Contratos de financiamento do Fundo de Capitalização e Resiliência assinados

  • Lusa
  • 31 Dezembro 2021

Fundo de Capitalização e Resiliência tem a finalidade de apoiar a solvabilidade e resiliência financeira das empresas, bem como no investimento produtivo e no crescimento e consolidação empresarial.

O Ministério da Economia anunciou que foram assinados esta sexta-feira os contratos de financiamento que permitem a dotação progressiva do Fundo de Capitalização e Resiliência (FdCR) até um total de 1.300 milhões de euros.

Em comunicado, o Ministério informa que “foram hoje celebrados o contrato de empréstimo, entre Direcção-Geral de Tesouro e Finanças (DGTF) e Agência para a Competitividade e Inovação (IAPMEI), e o contrato de financiamento, entre Banco Português de Fomento (BPF), IAPMEI e Estrutura de Missão Recuperar Portugal (EMRP), que permitem a dotação progressiva do Fundo de Capitalização e Resiliência (FdCR) até um total de 1.300 milhões de euros, com recursos financeiros provenientes do Plano de Recuperação e Resiliência (PRR) nacional”.

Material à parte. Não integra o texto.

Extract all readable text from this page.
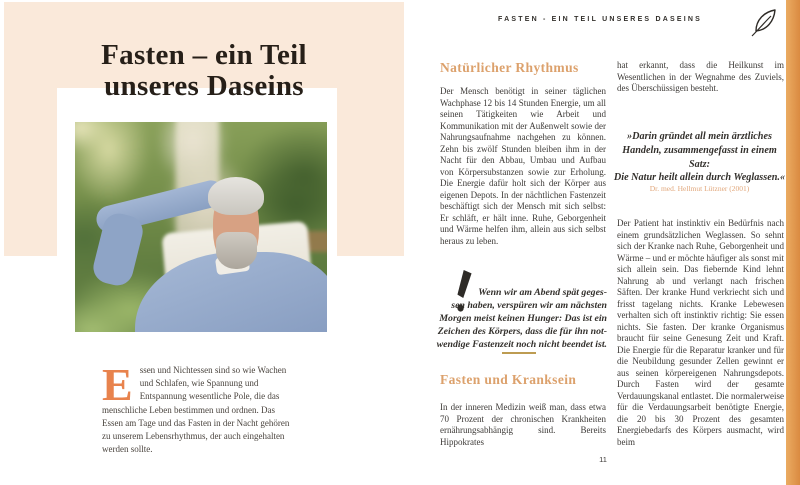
Fasten – ein Teil
unseres Daseins

Essen und Nichtessen sind so wie Wachen und Schlafen, wie Spannung und Entspannung wesentliche Pole, die das menschliche Leben bestimmen und ordnen. Das Essen am Tage und das Fasten in der Nacht gehören zu unserem Lebensrhythmus, der auch eingehalten werden sollte.

FASTEN - EIN TEIL UNSERES DASEINS
Natürlicher Rhythmus

Der Mensch benötigt in seiner täglichen Wachphase 12 bis 14 Stunden Energie, um all seinen Tätigkeiten wie Arbeit und Kommunikation mit der Außenwelt sowie der Nahrungsaufnahme nachgehen zu können. Zehn bis zwölf Stunden bleiben ihm in der Nacht für den Abbau, Umbau und Aufbau von Körpersubstanzen sowie zur Erholung. Die Energie dafür holt sich der Körper aus eigenen Depots. In der nächtlichen Fastenzeit beschäftigt sich der Mensch mit sich selbst: Er schläft, er hält inne. Ruhe, Geborgenheit und Wärme helfen ihm, allein aus sich selbst heraus zu leben.

Wenn wir am Abend spät geges-
sen haben, verspüren wir am nächsten
Morgen meist keinen Hunger: Das ist ein
Zeichen des Körpers, dass die für ihn not-
wendige Fastenzeit noch nicht beendet ist.
Fasten und Kranksein

In der inneren Medizin weiß man, dass etwa 70 Prozent der chronischen Krankheiten ernährungsabhängig sind. Bereits Hippokrates

hat erkannt, dass die Heilkunst im Wesentlichen in der Wegnahme des Zuviels, des Überschüssigen besteht.

»Darin gründet all mein ärztliches
Handeln, zusammengefasst in einem Satz:
Die Natur heilt allein durch Weglassen.«
Dr. med. Hellmut Lützner (2001)

Der Patient hat instinktiv ein Bedürfnis nach einem grundsätzlichen Weglassen. So sehnt sich der Kranke nach Ruhe, Geborgenheit und Wärme – und er möchte häufiger als sonst mit sich allein sein. Das fiebernde Kind lehnt Nahrung ab und verlangt nach frischen Säften. Der kranke Hund verkriecht sich und frisst tagelang nichts. Kranke Lebewesen verhalten sich oft instinktiv richtig: Sie essen nichts. Sie fasten. Der kranke Organismus braucht für seine Genesung Zeit und Kraft. Die Energie für die Reparatur kranker und für die Neubildung gesunder Zellen gewinnt er aus seinen körpereigenen Nahrungsdepots. Durch Fasten wird der gesamte Verdauungskanal entlastet. Die normalerweise für die Verdauungsarbeit benötigte Energie, die 20 bis 30 Prozent des gesamten Energiebedarfs des Körpers ausmacht, wird beim

11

O Fundo de Capitalização e Resiliência (FdCR) tem a finalidade de apoiar a solvabilidade e resiliência financeira das empresas, bem como no investimento produtivo e no crescimento e consolidação empresarial.

Segundo a nota do Ministério, “o Fundo de Capitalização e Resiliência (FdCR), com uma dotação pública inédita associada a estas prioridades de, pelo menos, 1.300 milhões de euros, será absolutamente estruturante, no amplo domínio de política pública, que engloba o acesso a financiamento em condições competitivas no panorama europeu, a capitalização empresarial e a dinamização de mercado de capitais, e tem como objetivo primordial o aumento da resiliência financeira do tecido económico nacional”.

Contribuindo materialmente para “a solução do problema de subcapitalização estrutural do tecido empresarial português, ampliado pela pandemia”, o FdCR promoverá o continuado esforço de capitalização e o acesso de empresas não-financeiras a soluções de capital, com particular ênfase para o necessário reforço de solvabilidade, criando condições adequadas para que possam beneficiar do período de recuperação e relançamento da economia, refere a nota.

Em paralelo, o FdCR “procurará constituir um apoio importante para investimento produtivo e em crescimento e consolidação empresarial”, acrescenta.

Desenvolvendo vários objetivos desta política pública, o FdCR “é multiforme, promovendo Programas de Investimento distintos, com flexibilidade de atuação – investimento público, coinvestimento público e privado, fundo de fundos e concessão de garantias públicas a investimento privado – implementados através de instrumentos financeiros de capital e quase capital”, adianta o comunicado do Ministério liderado por Pedro Siza Vieira.

A nota adianta que o FdCR também “contribui significativamente para a dinamização do mercado de capitais, materializando, em linha com o espírito pretendido pela Comissão Europeia, a promoção pública do investimento privado e da capitalização, procurando garantir a otimização da alocação dos recursos públicos e a maximização do seu impacto”.

O Banco Português de Fomento assume, em pleno alinhamento com a sua missão, o decisivo papel de sociedade gestora do Fundo de Capitalização e Resiliência.

No âmbito da sua natureza multiforme, o FdCR, através dos vários Programas de Investimento que dinamizará, “atuará com elevado grau de flexibilidade, para apoiar o tecido empresarial através de instrumentos de capital e quase capital”, refere.

Os Programas de Investimento do FdCR “serão amplamente divulgados e detalhados, em documento próprio afeto a cada programa, designadamente no que se refere aos critérios de elegibilidade, que devem enquadrar, nomeadamente, viabilidade financeira, rentabilidade operacional, adequação do modelo de negócio e, sempre que adequado, posicionamento estratégico em relação ao interesse nacional e/ou europeu”, assegura o ministério no comunicado.